Le Luxembourg a une scène artistique très forte, on peut le voir en particulier tous les deux ans à Venise. Je visite le pavillon luxembourgeois à Venise depuis très longtemps et je suis toujours admirative. C’est une scène très intéressante, et il faut constater que beaucoup de choses se font ici pour les artistes. Quant au musée, je crois effectivement que le Mudam est un endroit où l’art contemporain luxembourgeois doit être collectionné et exposé. Mais pas au risque de devenir un musée local, ce qui repousserait même les artistes luxembourgeois. Il faut faire les deux : amener les arts du monde entier au Luxembourg et exposer les artistes du Luxembourg aux côtés des artistes du monde entier. C’est aussi cela qui rend la scène luxembourgeoise pertinente et florissante : reconnaître et intégrer ces deux visions.
De même qu’un musée n’existe pas sans les artistes, il n’a pas de sens sans un public. Qu’aimeriez-vous lui faire découvrir?
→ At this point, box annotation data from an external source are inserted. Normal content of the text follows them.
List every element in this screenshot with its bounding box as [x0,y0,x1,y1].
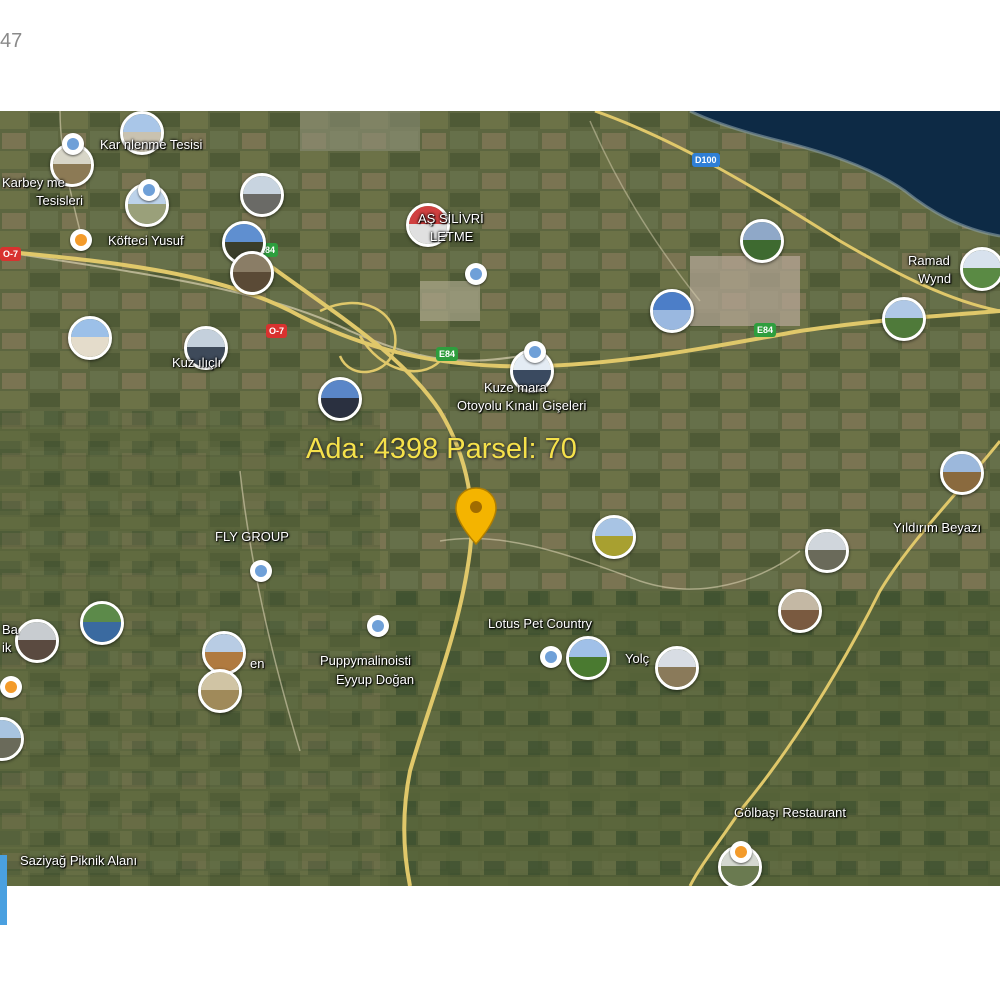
place-label: Ramad [908,253,950,268]
place-photo-marker[interactable] [960,247,1000,291]
place-pin-icon[interactable] [138,179,160,201]
map-terrain [0,111,1000,886]
place-pin-icon[interactable] [540,646,562,668]
place-label: FLY GROUP [215,529,289,544]
side-panel-tab[interactable] [0,855,7,925]
place-photo-marker[interactable] [318,377,362,421]
place-photo-marker[interactable] [650,289,694,333]
place-label: AŞ SİLİVRİ [418,211,484,226]
place-label: Saziyağ Piknik Alanı [20,853,138,868]
road-shield-e84: E84 [754,323,777,337]
place-photo-marker[interactable] [592,515,636,559]
place-pin-icon[interactable] [250,560,272,582]
place-label: Wynd [918,271,952,286]
road-shield-o7: O-7 [266,324,288,338]
place-photo-marker[interactable] [198,669,242,713]
place-pin-icon[interactable] [62,133,84,155]
road-shield-o7: O-7 [0,247,22,261]
place-label: Puppymalinoisti [320,653,412,668]
place-label: Gölbaşı Restaurant [734,805,847,820]
place-label: LETME [430,229,474,244]
place-label: Yolç [625,651,650,666]
restaurant-pin-icon[interactable] [730,841,752,863]
place-photo-marker[interactable] [882,297,926,341]
place-label: Köfteci Yusuf [108,233,184,248]
place-photo-marker[interactable] [0,717,24,761]
place-label: Lotus Pet Country [488,616,593,631]
restaurant-pin-icon[interactable] [0,676,22,698]
place-pin-icon[interactable] [524,341,546,363]
place-photo-marker[interactable] [805,529,849,573]
place-label: Ba [2,622,18,637]
place-photo-marker[interactable] [240,173,284,217]
place-label: Otoyolu Kınalı Gişeleri [457,398,587,413]
place-photo-marker[interactable] [655,646,699,690]
restaurant-pin-icon[interactable] [70,229,92,251]
place-photo-marker[interactable] [15,619,59,663]
place-label: Tesisleri [36,193,83,208]
place-label: ik [2,640,12,655]
place-pin-icon[interactable] [367,615,389,637]
place-photo-marker[interactable] [740,219,784,263]
place-photo-marker[interactable] [940,451,984,495]
place-photo-marker[interactable] [778,589,822,633]
place-photo-marker[interactable] [566,636,610,680]
place-label: Kar nlenme Tesisi [100,137,203,152]
road-shield-e84: E84 [436,347,459,361]
satellite-map[interactable]: D100 E84 E84 E84 O-7 O-7 Kar nlenme Tesi… [0,111,1000,886]
place-label: Karbey me [2,175,65,190]
place-pin-icon[interactable] [465,263,487,285]
place-label: Yıldırım Beyazı [893,520,982,535]
place-photo-marker[interactable] [230,251,274,295]
location-marker-icon[interactable] [453,486,499,548]
place-label: Kuze mara [484,380,547,395]
place-photo-marker[interactable] [80,601,124,645]
place-photo-marker[interactable] [68,316,112,360]
place-label: Kuz ılıçlı [172,355,222,370]
corner-number: 47 [0,30,23,52]
place-label: Eyyup Doğan [336,672,415,687]
road-shield-d100: D100 [692,153,720,167]
parcel-label: Ada: 4398 Parsel: 70 [306,433,577,465]
place-label: en [250,656,265,671]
Je crois que le public est intelligent et ouvert aux nouvelles choses. Savoir ce qu’il désire est très difficile et si je devais me conformer à ce qu’il veut voir, on montrerait toujours les mêmes artistes. Mais il faut tendre l’oreille vers lui d’un côté, et de l’autre, le provoquer avec quelque chose qu’il n’aurait jamais imaginé, lui donner à faire une expérience dont il ne savait même pas qu’elle existait. Diriger un musée, c’est faire ces deux choses-là. L’exposition sur Lynette Yiadom-Boakye, par exemple, est excellente, parce que ses peintures sont intelligentes et superbes, et accessibles au public. Mais la prochaine exposition pourrait être complètement différente, elle pourrait tourner autour d’une approche conceptuelle de l’art, parce que notre but est de montrer ce qu’il se passe aujourd’hui dans l’art contemporain. Cela ne m’intéresse pas de concevoir un programme qui exclut le public, mais il est important de le provoquer, sinon on s’ennuie.
Il est important de provoquer le public, sinon on s’ennuie
Le Luxembourg est l’endroit parfait pour discuter de la société!